Weakness invites attack and adventurism from our adversaries. Rumsfeld stressed that the military cuts looming today may be similarly disastrous to those that occurred at the end of the Cold War — a precursor, he claims, to creating the vulnerable environment that bred 9/11. There can be no peace dividend when there is no peace.

Looking at the huge percentage increases in nonsecurity spending just since 2008 shows defense is not the culprit for our rising debt. Indeed, defense spending creates jobs from naval shipyards to fighter assembly lines. Defense cuts have already increased unemployment and stunted revenues.

Army Gen. Martin Dempsey, President Obama's choice to become chairman of the Joint Chiefs of Staff, said in written statements released to coincide with his recent confirmation hearings, "National security didn't cause the debt crisis, nor will it solve it."

Aside from the costs of fighting two wars, the defense budget is stagnant, even shrinking, in the face of rising global threats.

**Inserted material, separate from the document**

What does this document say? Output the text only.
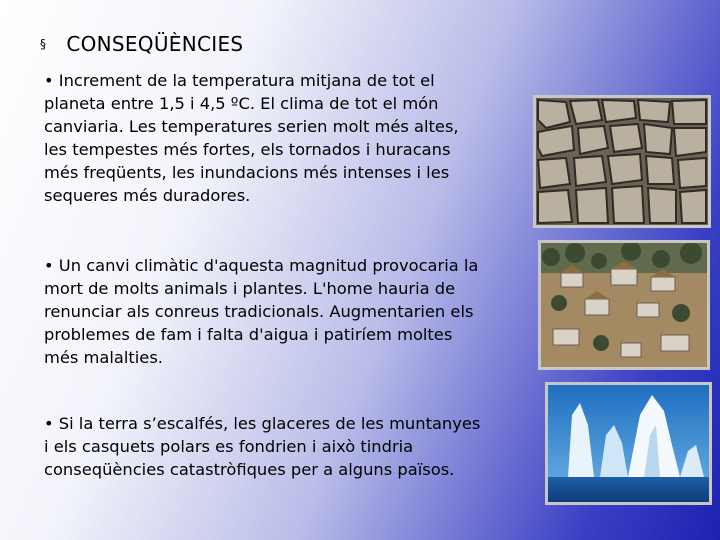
§ CONSEQÜÈNCIES
• Increment de la temperatura mitjana de tot el planeta entre 1,5 i 4,5 ºC. El clima de tot el món canviaria. Les temperatures serien molt més altes, les tempestes més fortes, els tornados i huracans més freqüents, les inundacions més intenses i les sequeres més duradores.
• Un canvi climàtic d'aquesta magnitud provocaria la mort de molts animals i plantes. L'home hauria de renunciar als conreus tradicionals. Augmentarien els problemes de fam i falta d'aigua i patiríem moltes més malalties.
• Si la terra s’escalfés, les glaceres de les muntanyes i els casquets polars es fondrien i això tindria conseqüències catastròfiques per a alguns països.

It hit a postwar high of 14.2% of GDP in 1953 during the Korean War, was 9.5% in 1968 at the height of Vietnam and stood at 6.8% in 1986 at the height of the Reagan buildup that doomed the evil empire and won the Cold War.

The Obama administration's projected budgets have the defense burden shrinking in the decade ahead to less than 3% of GDP — a level not seen since before World War II.

There are plenty of other places to cut. To paraphrase a saying from early in our history: Billions for defense, but not one cent for ObamaCare.